Review - 'Life'
When I first saw the trailers for Life I was shocked by how much of the plot was being given away and by how derivative to Alien it seemed to be. Now, after seeing the film, I can confirm that they did give too much away in the trailer and that it is very derivative of Alien, yet I can surprisingly say that I was still very much entertained by this film.
Life follows six crew members on an international space station who are attempting to intercept a probe that has taken samples on Mars. They hope that the probe is the key to finding new life. After succeeding in securing the probe, they find that there are in fact live organisms in the sample that they took. When they provide oxygen to the organism it begins to grow rapidly and lash out violently. The growing creature manages to escape and is out for blood.
Daniel Espinosa's Life is a thrilling film featuring a unique-looking alien/creature and some very well thought-out ways of disposing of helpless crew-members, but has no idea about how to make you feel for said crew-members. While Life consistently had me on the edge of my seat, I never really cared about whether or not any of the characters lived or died. While I'm not complaining about the film's surprisingly short run-time (hour-and-forty-three minutes), I do think it could have used a bit more time to flesh out these characters. Also not working in the film's favor is Jake Gyllenhaal, who plays the lead and also happens to be the most uninspired and bland character, and this is coming from one of Gyllenhaal's biggest fans.
The rest of the cast, while still not having much to do, at least have differing personalities and are somewhat interesting here and there. The big "winner" is Ariyon Bakare, who plays a British biologist. He's the first one to come directly into contact with this alien organism and his character's enthusiasm and intrigue for the subject is palpable. Rebecca Ferguson is pretty good with what little she's given, and even though I wasn't really clear about her character's motivations, she had a believable conviction. Ryan Reynolds sort of just plays Ryan Reynolds, which is actually fine because otherwise this film would be completely devoid of any moments of levity. Hiroyuki Sanada and Olga Dihovichnaya round out the rest of the crew, and they're alright as well, but barely make a meaningful impression at all.
What Life lacks in character development, it more than makes up for in tension, thrills and flat-out brutal kills that rival some of the greatest. There were at least a couple of times in this film where where a character would meet their fate and I cocked my head and thought: "Huh, I don't think I've seen that before...COOL!".

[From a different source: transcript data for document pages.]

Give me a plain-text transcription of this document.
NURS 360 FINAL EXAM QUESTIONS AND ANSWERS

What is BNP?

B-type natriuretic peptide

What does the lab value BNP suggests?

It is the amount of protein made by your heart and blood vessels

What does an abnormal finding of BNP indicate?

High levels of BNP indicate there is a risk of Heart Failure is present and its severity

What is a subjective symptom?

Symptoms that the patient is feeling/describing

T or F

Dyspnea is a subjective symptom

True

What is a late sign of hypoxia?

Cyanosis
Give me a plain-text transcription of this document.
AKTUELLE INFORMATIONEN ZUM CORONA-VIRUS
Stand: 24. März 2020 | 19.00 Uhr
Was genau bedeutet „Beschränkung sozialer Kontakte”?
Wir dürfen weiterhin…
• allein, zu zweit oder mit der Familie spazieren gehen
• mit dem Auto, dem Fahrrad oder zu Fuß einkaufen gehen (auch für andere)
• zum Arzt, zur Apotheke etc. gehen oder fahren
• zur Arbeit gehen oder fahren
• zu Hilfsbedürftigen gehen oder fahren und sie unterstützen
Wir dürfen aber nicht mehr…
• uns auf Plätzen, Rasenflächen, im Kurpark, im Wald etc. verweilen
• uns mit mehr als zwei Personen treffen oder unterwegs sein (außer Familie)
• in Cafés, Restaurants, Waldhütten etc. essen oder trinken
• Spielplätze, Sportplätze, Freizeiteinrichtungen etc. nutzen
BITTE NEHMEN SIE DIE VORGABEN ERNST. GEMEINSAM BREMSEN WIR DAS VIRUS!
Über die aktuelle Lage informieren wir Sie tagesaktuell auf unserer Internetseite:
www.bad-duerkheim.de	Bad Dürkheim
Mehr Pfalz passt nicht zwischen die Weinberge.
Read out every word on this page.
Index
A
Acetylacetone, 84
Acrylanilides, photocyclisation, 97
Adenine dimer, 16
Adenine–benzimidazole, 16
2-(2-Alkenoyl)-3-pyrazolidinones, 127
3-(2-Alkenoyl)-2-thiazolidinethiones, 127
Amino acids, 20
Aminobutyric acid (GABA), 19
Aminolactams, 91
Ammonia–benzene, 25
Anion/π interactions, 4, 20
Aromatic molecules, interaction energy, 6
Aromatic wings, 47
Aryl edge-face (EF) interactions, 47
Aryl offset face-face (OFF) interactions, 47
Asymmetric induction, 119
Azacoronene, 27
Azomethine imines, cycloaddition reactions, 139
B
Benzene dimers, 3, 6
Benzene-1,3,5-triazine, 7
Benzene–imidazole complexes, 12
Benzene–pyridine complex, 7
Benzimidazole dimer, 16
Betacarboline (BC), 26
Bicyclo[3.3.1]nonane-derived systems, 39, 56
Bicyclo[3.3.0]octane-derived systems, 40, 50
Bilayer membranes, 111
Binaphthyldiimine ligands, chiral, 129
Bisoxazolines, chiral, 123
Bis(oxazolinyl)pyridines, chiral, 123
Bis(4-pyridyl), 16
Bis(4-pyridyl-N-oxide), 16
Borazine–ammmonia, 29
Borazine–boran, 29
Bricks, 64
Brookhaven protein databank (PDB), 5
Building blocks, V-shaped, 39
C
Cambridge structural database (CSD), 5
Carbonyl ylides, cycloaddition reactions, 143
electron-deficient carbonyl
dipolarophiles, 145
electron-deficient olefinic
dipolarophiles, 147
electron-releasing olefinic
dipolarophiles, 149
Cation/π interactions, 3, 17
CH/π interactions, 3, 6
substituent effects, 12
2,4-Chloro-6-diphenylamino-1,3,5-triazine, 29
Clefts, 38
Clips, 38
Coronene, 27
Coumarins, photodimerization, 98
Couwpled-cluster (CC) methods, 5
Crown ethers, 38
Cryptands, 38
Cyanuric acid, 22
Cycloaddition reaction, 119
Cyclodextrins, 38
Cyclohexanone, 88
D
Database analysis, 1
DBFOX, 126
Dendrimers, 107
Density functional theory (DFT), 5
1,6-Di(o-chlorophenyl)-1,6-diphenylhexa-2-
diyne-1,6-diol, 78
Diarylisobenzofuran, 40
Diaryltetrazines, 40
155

It must be said that If you're squeamish about violence, Life isn't for you. This movie is definitely a hard-R when it comes to its depictions of violence. If you're a gore-hound, though, this is right down your alley. I honestly think Daniel Espinosa is one of the first directors to think to use the lack of gravity in conjunction with spurts of blood in a cool and almost artsy way, and I totally appreciated that touch. It also helps that the creature the effects department has cooked up actually looks cool and scary and moves and acts like something that actually seems alien.
Life is also pretty great to look at. The cinematography by Seamus McGarvey is spot-on and captures the claustrophobic nature of the space-craft very well.The effects-work is also very good, it was rare that I ever noticed obvious CG and while I always prefer practical effects with my creatures, this one is very well-conceived and judging by how it looks and moves, probably impossible to be created by practical means. I also really enjoyed the concussive score by Jon Ekstrand that accentuates the horrors taking place.
Despite its proclivities towards poor characterizations. Life does just enough to justify itself against other sci-fi-horror films by providing audiences with visceral and violent thrills and a pretty cool new alien to geek out about. If you like your sci-fi-horror light on character development but high on thrills and creature-violence, you'll like what Daniel Espinosa has to offer with Life.